Understanding Stockdog Language
Brennan Hooper relies on his border collies on the ranch and at trials
By Dianna Troyer
Both fluent in stockdog language, Brennan Hooper and his border collie Rita are a dynamic duo, moving sheep and cattle at competitions and on the family ranch. Infinitely energetic and eager to please, Rita darts, slinks or races around sheep, depending on Brennan’s commands as they work together at home—the U3 Ranch west of Wells.
Unblinking in concentration, the 5-year- old dog stares at the sheep while listening for his familiar commands: come by (move clockwise), away (move counterclockwise), walk up (move toward the stock), come back, and stand.
Rita, along with Brennan’s other border collies, Sly, Stormy, Rosie and McClain, form a reliable team.
“I love how you can place them in such different ways to move livestock,” Brennan says. “It’s enjoyable to train them and see them progress. They’re a big help on the ranch.”
Along with verbal commands, their partnership and strategy relies on body position, timing and pressure to move livestock.
Brennan and Rita are preparing to compete at Nevada’s Best Cow Dog Trial at the 55th annual Lincoln County Fair on August 9 in Panaca. The trials showcase the partnership of handler and dog.
“It’s enjoyable to train them and see them progress. They’re a big help on the ranch.”
A clock is the final impartial judge of each team at the competition. The handler on horseback and cow dog must guide three heifers through an obstacle course as quickly as possible. Each run takes about 10 minutes.
The course varies each year and simulates working situations at a ranch. Fence panels, gates and a stock trailer are used. Teams might bring the stock in on one side, then zigzag or move down an alleyway and bring them out before finally putting the cows in a trailer.
It’s obvious Rita loves her job herding livestock, whether on the ranch or at a trial, Brennan says.
The Panaca event is not their first trial.

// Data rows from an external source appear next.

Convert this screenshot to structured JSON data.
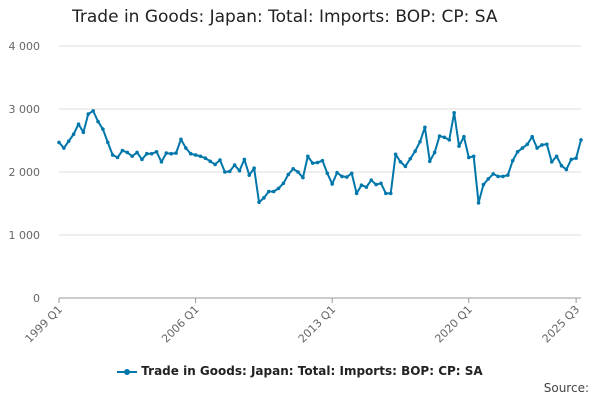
{
  "chart_data": {
    "type": "line",
    "title": "Trade in Goods: Japan: Total: Imports: BOP: CP: SA",
    "xlabel": "",
    "ylabel": "",
    "ylim": [
      0,
      4000
    ],
    "yticks": [
      0,
      1000,
      2000,
      3000,
      4000
    ],
    "ytick_labels": [
      "0",
      "1 000",
      "2 000",
      "3 000",
      "4 000"
    ],
    "xtick_labels": [
      "1999 Q1",
      "2006 Q1",
      "2013 Q1",
      "2020 Q1",
      "2025 Q3"
    ],
    "x_start": "1999 Q1",
    "x_end": "2025 Q3",
    "grid": true,
    "legend_position": "bottom",
    "color": "#0077aa",
    "series": [
      {
        "name": "Trade in Goods: Japan: Total: Imports: BOP: CP: SA",
        "values": [
          2470,
          2380,
          2490,
          2600,
          2760,
          2630,
          2920,
          2970,
          2800,
          2680,
          2470,
          2270,
          2230,
          2340,
          2310,
          2250,
          2310,
          2200,
          2290,
          2290,
          2320,
          2160,
          2300,
          2290,
          2300,
          2520,
          2380,
          2290,
          2270,
          2250,
          2220,
          2170,
          2120,
          2190,
          2000,
          2010,
          2110,
          2020,
          2200,
          1950,
          2060,
          1520,
          1590,
          1690,
          1690,
          1740,
          1820,
          1960,
          2050,
          2000,
          1910,
          2250,
          2140,
          2150,
          2180,
          1980,
          1810,
          1990,
          1930,
          1920,
          1980,
          1660,
          1790,
          1760,
          1870,
          1800,
          1820,
          1660,
          1660,
          2280,
          2160,
          2090,
          2210,
          2330,
          2480,
          2710,
          2170,
          2310,
          2570,
          2550,
          2510,
          2940,
          2410,
          2560,
          2230,
          2250,
          1510,
          1800,
          1890,
          1970,
          1930,
          1930,
          1950,
          2180,
          2320,
          2380,
          2440,
          2560,
          2380,
          2430,
          2440,
          2160,
          2250,
          2100,
          2040,
          2200,
          2220,
          2510
        ]
      }
    ]
  },
  "legend": {
    "label": "Trade in Goods: Japan: Total: Imports: BOP: CP: SA"
  },
  "source_label": "Source:"
}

The duo have also competed in Eureka, Spring Creek, and Lehi, Utah.
About 4 years ago, Brennan decided to use trained border collies on the ranch after seeing how his cousin’s collies were effective partners to move livestock.

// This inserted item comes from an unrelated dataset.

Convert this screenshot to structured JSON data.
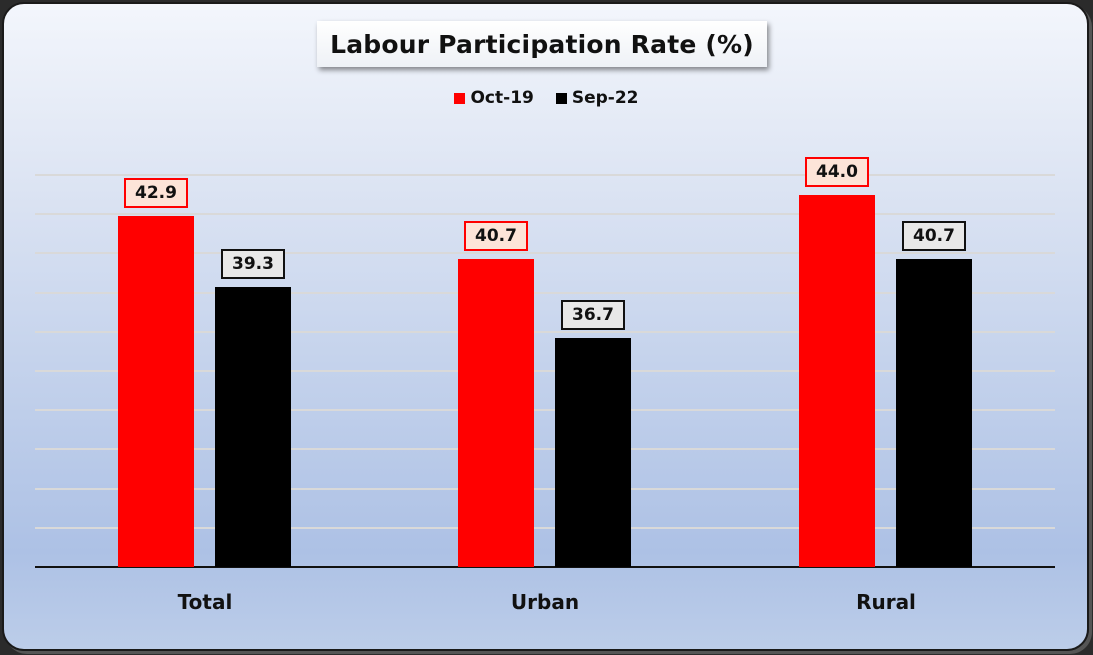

“I saw how handy they can be, so I bought Rita,” he says. “Her training had already started.”
Impressed with her abilities, he eventually bought four more border collies and began training them.
To start training young dogs, he works in a square pen, comparing it to a clock. Border collies have been bred for centuries to bring animals to the handler. For example, if he stands at 6 o’clock, the dog will naturally tend to go to 12 o’clock and bring in the animals. With that idea as a foundation, he can walk to various positions and teach verbal commands.
To learn more, he joined the Mountain States Stockdog Association (MSSA). The association has more than 500 members from throughout the U.S., Canada and Mexico. Formed in 2016, the goal is to encourage the use of skilled working stockdogs in all aspects of ranching and
to organize trials to compete with dogs. Members come together to trial, train, and improve their dogs and stock-handling capabilities.
Brennan looks forward to the Panaca trial.
“However we place, it’s always good to see others on the circuit and share training tips,” he says.